Targeted degradation of proteins localized in subcellular compartments by hybrid small molecules

Development of novel small molecules that selectively degrade pathogenic proteins would provide an important advance in targeted therapy. Recently, we have devised a series of hybrid small molecules named SNIPER (Specific and Non-genetic IAP-dependent Protein ERaser) that induces the degradation of target proteins via the ubiquitin-proteasome system. To understand the localization of proteins that can be targeted by this protein knockdown technology, we examined whether SNIPERs are able to induce degradation of CRABP-II proteins localized in subcellular compartments of cells. CRABP-II is genetically fused with subcellular localization signals, and they are expressed in the cells. SNIPER(CRABP)s with different IAP-ligands, SNIPER(CRABP)-4 with bestatin and SNIPER(CRABP)-11 with MV1, induce the proteasomal degradation of wild-type, cytosolic, nuclear and membrane-localized CRABP-II proteins, whereas only SNIPER(CRABP)-11 displayed degradation activity towards the mitochondrial CRABP-II protein.
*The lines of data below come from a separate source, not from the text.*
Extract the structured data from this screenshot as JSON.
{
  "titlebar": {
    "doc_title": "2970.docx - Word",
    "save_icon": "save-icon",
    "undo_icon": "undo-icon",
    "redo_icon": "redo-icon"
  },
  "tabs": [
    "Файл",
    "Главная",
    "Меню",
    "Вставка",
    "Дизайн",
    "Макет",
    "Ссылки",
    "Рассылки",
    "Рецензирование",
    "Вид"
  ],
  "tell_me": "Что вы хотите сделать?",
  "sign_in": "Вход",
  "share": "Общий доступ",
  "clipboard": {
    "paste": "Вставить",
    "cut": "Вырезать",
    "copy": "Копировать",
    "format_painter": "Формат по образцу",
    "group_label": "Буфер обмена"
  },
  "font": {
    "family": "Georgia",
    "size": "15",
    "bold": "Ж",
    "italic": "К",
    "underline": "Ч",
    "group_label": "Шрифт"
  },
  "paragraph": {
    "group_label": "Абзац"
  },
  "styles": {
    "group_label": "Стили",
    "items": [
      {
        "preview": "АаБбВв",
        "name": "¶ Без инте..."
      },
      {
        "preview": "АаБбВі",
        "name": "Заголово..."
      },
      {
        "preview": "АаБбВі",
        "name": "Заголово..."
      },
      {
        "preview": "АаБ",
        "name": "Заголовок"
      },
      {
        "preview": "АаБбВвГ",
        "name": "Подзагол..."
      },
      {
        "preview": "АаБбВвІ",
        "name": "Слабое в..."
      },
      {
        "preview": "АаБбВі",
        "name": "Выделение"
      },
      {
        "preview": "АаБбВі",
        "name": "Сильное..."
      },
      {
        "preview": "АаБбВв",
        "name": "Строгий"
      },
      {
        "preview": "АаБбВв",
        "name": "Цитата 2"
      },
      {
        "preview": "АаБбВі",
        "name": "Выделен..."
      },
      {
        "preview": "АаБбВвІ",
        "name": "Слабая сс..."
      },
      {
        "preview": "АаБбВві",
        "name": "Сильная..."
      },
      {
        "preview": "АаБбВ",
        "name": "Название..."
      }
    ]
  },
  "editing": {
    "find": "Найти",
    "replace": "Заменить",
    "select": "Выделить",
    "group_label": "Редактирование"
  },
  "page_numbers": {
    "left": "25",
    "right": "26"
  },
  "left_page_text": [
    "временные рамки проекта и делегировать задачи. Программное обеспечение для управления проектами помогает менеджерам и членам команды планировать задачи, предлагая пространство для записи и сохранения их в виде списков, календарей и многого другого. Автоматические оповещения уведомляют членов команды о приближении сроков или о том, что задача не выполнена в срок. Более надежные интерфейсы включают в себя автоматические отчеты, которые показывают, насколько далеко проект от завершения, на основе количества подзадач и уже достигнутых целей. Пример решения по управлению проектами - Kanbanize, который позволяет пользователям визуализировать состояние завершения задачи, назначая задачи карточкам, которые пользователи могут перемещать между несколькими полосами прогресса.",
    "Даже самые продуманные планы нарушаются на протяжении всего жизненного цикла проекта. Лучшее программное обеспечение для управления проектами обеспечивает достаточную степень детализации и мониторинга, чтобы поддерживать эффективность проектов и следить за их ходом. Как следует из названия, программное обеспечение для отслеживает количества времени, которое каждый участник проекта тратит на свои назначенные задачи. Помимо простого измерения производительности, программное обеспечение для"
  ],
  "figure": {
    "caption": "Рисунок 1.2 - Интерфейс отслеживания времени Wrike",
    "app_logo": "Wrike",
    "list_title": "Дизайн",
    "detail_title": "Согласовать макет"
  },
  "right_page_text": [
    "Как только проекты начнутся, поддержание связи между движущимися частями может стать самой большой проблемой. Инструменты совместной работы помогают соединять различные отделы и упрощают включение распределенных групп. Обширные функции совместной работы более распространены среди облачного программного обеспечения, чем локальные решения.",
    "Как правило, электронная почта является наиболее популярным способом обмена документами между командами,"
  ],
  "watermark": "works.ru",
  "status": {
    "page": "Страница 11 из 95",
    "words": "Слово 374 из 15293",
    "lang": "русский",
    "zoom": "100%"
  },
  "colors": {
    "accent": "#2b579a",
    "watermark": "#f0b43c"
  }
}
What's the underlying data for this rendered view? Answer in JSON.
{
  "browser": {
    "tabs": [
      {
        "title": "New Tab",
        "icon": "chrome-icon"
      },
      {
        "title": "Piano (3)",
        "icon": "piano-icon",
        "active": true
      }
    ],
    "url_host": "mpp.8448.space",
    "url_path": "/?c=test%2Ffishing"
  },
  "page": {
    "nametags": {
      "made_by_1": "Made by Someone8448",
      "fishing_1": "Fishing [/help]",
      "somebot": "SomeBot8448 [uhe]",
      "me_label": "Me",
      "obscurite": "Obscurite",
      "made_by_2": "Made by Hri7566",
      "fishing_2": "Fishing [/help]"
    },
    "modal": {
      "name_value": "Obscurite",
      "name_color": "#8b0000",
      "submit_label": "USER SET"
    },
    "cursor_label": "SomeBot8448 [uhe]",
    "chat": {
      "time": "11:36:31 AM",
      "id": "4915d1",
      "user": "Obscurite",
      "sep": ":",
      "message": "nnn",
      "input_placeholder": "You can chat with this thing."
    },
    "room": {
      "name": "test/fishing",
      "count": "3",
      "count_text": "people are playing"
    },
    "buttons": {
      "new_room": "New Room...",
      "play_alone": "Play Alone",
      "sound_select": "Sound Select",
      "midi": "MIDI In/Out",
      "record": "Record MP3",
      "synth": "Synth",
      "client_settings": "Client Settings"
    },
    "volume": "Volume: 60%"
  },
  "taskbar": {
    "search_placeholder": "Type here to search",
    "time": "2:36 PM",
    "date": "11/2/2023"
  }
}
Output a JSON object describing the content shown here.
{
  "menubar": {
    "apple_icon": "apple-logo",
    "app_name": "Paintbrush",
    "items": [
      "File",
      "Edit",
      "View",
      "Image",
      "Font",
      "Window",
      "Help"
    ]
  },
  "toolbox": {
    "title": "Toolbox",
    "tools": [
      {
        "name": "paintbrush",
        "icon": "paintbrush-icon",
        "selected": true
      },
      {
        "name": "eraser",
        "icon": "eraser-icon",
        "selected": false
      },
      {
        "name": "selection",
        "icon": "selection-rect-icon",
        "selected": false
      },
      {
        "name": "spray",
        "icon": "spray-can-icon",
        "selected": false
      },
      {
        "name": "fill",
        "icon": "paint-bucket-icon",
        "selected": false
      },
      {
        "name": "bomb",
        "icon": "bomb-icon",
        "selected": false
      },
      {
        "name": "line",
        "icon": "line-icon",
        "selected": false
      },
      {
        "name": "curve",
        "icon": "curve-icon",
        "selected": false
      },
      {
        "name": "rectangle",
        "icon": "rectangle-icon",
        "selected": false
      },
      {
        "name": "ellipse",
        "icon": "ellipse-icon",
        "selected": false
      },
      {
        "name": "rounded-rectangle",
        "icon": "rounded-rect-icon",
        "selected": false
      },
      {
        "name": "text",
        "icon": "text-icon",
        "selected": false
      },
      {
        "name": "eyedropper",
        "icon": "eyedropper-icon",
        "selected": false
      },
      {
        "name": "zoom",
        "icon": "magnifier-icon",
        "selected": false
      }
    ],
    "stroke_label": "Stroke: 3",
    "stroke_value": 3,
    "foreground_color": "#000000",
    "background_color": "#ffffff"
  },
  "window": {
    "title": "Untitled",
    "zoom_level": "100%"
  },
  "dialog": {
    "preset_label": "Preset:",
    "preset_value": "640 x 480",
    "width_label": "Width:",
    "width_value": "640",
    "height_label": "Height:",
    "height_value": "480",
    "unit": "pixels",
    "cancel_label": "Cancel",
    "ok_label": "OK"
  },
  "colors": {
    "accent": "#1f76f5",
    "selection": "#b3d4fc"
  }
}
The siRNA-mediated silencing of cIAP1 expression attenuated the knockdown activity of SNIPER(CRABP)s against wild-type and cytosolic CRABP-II proteins, indicating that cIAP1 is the E3 ligase responsible for degradation of these proteins. Against membrane-localized CRABP-II protein, cIAP1 is also a primary E3 ligase in the cells, but another E3 ligase distinct from cIAP2 and XIAP could also be involved in the SNIPER(CRABP)-11-induced degradation. However, for the degradation of nuclear and mitochondrial CRABP-II proteins, E3 ligases other than cIAP1, cIAP2 and XIAP play a role in the SNIPER-mediated protein knockdown. These results indicate that SNIPER can target cytosolic, nuclear, membrane-localized and mitochondrial proteins for degradation, but the responsible E3 ligase is different depending on the localization of the target protein.